Courtesy of Hagai Nativ/Morris Kahn Marine Research Station/University of Haifa. via JNS 

Leigh Kroeger (left) and Eyal Bigal study sharks off Israel’s Hadera coast. 


(JNS) “Shark Week,” television’s longest-running, and most anticipated summer event, returns on July 28 with the Discovery Channel continuing its 31-year, week-long TV programming dedicated to these fascinating creatures that swim the international seas.

Eyal Bigal, a marine ecologist at the University of Haifa’s Leon H. Charney School of Marine Sciences, talks about what’s behind this unlikely phenomenon and how it’s allowing Israel to become an improbable hub for Mediterranean shark research.

Q: Has Israel become a new habitat for sharks?

A: The Mediterranean is one of the most dangerous environments for sharks. Over the last 60 to 70 years, we’ve lost 95 percent of the population. In recent years, however, Israel has become an unlikely home for the sharks during the winter months. What’s been fascinating is that the sharks have been aggregating around the country’s coastal power stations, perhaps due to the higher temperatures, creating a jacuzzi effect near the plants.

Q: What has this migration enabled us to learn?

   A: There’s not been any shark research done in the Eastern Mediterranean, so with the sharks now being so accessible to us, it really is such a unique phenomenon. We’re utilizing the aggregation of the sharks to learn more about them during the six months of the year that they’re on Israel’s coasts, generally from November to May. Through techniques such as tagging, we’ve already determined that some of the same sharks are coming back each year; so far, we’ve tagged around 50 sharks.

Q: How can we protect this endangered species?

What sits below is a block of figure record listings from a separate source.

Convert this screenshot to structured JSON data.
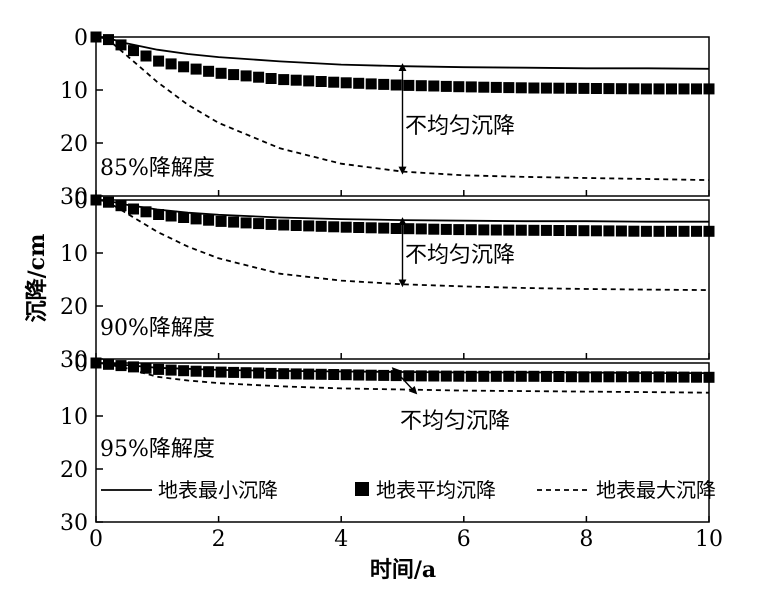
{
  "chart_data": {
    "type": "line",
    "xlabel": "时间/a",
    "ylabel": "沉降/cm",
    "xlim": [
      0,
      10
    ],
    "xticks": [
      "0",
      "2",
      "4",
      "6",
      "8",
      "10"
    ],
    "ylim": [
      0,
      30
    ],
    "yticks": [
      "0",
      "10",
      "20",
      "30"
    ],
    "y_inverted": true,
    "grid": false,
    "legend": {
      "placement": "bottom",
      "entries": [
        {
          "name": "地表最小沉降",
          "style": "solid"
        },
        {
          "name": "地表平均沉降",
          "style": "square-markers"
        },
        {
          "name": "地表最大沉降",
          "style": "dashed"
        }
      ]
    },
    "panels": [
      {
        "label": "85%降解度",
        "annotation": "不均匀沉降",
        "arrow_x": 5,
        "series": [
          {
            "name": "地表最小沉降",
            "x": [
              0,
              0.25,
              0.5,
              1,
              1.5,
              2,
              3,
              4,
              5,
              6,
              7,
              8,
              9,
              10
            ],
            "y": [
              0,
              0.4,
              1.2,
              2.4,
              3.2,
              3.8,
              4.6,
              5.2,
              5.5,
              5.7,
              5.8,
              5.9,
              5.9,
              6.0
            ]
          },
          {
            "name": "地表平均沉降",
            "x": [
              0,
              0.25,
              0.5,
              1,
              1.5,
              2,
              3,
              4,
              5,
              6,
              7,
              8,
              9,
              10
            ],
            "y": [
              0,
              0.6,
              2.0,
              4.5,
              5.8,
              6.8,
              8.0,
              8.6,
              9.1,
              9.4,
              9.6,
              9.7,
              9.8,
              9.8
            ]
          },
          {
            "name": "地表最大沉降",
            "x": [
              0,
              0.25,
              0.5,
              1,
              1.5,
              2,
              3,
              4,
              5,
              6,
              7,
              8,
              9,
              10
            ],
            "y": [
              0,
              1.0,
              3.5,
              8.5,
              12.8,
              16.2,
              21.0,
              23.9,
              25.4,
              26.1,
              26.4,
              26.6,
              26.8,
              27.0
            ]
          }
        ]
      },
      {
        "label": "90%降解度",
        "annotation": "不均匀沉降",
        "arrow_x": 5,
        "series": [
          {
            "name": "地表最小沉降",
            "x": [
              0,
              0.25,
              0.5,
              1,
              1.5,
              2,
              3,
              4,
              5,
              6,
              7,
              8,
              9,
              10
            ],
            "y": [
              0,
              0.3,
              0.9,
              1.8,
              2.4,
              2.8,
              3.3,
              3.6,
              3.8,
              3.9,
              4.0,
              4.0,
              4.1,
              4.1
            ]
          },
          {
            "name": "地表平均沉降",
            "x": [
              0,
              0.25,
              0.5,
              1,
              1.5,
              2,
              3,
              4,
              5,
              6,
              7,
              8,
              9,
              10
            ],
            "y": [
              0,
              0.5,
              1.4,
              2.7,
              3.4,
              4.0,
              4.7,
              5.1,
              5.4,
              5.6,
              5.7,
              5.8,
              5.9,
              5.9
            ]
          },
          {
            "name": "地表最大沉降",
            "x": [
              0,
              0.25,
              0.5,
              1,
              1.5,
              2,
              3,
              4,
              5,
              6,
              7,
              8,
              9,
              10
            ],
            "y": [
              0,
              0.8,
              2.5,
              6.0,
              8.8,
              11.0,
              13.9,
              15.2,
              15.9,
              16.3,
              16.6,
              16.8,
              16.9,
              17.0
            ]
          }
        ]
      },
      {
        "label": "95%降解度",
        "annotation": "不均匀沉降",
        "arrow_x": 5,
        "series": [
          {
            "name": "地表最小沉降",
            "x": [
              0,
              0.25,
              0.5,
              1,
              1.5,
              2,
              3,
              4,
              5,
              6,
              7,
              8,
              9,
              10
            ],
            "y": [
              0,
              0.2,
              0.4,
              0.9,
              1.1,
              1.3,
              1.5,
              1.6,
              1.7,
              1.8,
              1.8,
              1.8,
              1.9,
              1.9
            ]
          },
          {
            "name": "地表平均沉降",
            "x": [
              0,
              0.25,
              0.5,
              1,
              1.5,
              2,
              3,
              4,
              5,
              6,
              7,
              8,
              9,
              10
            ],
            "y": [
              0,
              0.3,
              0.6,
              1.2,
              1.5,
              1.7,
              2.0,
              2.2,
              2.4,
              2.5,
              2.5,
              2.6,
              2.6,
              2.7
            ]
          },
          {
            "name": "地表最大沉降",
            "x": [
              0,
              0.25,
              0.5,
              1,
              1.5,
              2,
              3,
              4,
              5,
              6,
              7,
              8,
              9,
              10
            ],
            "y": [
              0,
              0.4,
              1.0,
              2.6,
              3.3,
              3.8,
              4.4,
              4.8,
              5.0,
              5.2,
              5.3,
              5.4,
              5.5,
              5.6
            ]
          }
        ]
      }
    ]
  }
}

A: We need much more research before we begin playing around with their environment. There are consequences to everything we do, and we can see that from sharks being drawn to power stations here in Israel. We need to establish marine protected areas that restrict human activity and protect their natural resources.

Q: Is Israel (unknowingly) doing its part to help them?

A: Without realizing, Israel is actually doing a lot to help. Because sharks aren’t kosher, they’re not being fished for, and we’ve created somewhat of a safe haven for them, unlike in many nearby regions. That said, I wouldn’t say that we’ve witnessed an increase in shark numbers, and the fact that they are drawn to human-altered habitats may not indicate a positive trend at all. Also, this is still one of the most nutrient-poor regions in world and thus very surprising that top marine predators been coming here in large numbers.

Q: Let’s cut to the chase: Are sharks dangerous?

A: People swim with the sharks here in Israel, and they’ve never bitten anyone, but at the end of the day, they’re large wild animals that are potentially dangerous. Perhaps it’s wrong, though, to think of the sharks as “them.” They are individuals that have different personality traits. Some are likely to be more comfortable around us than others.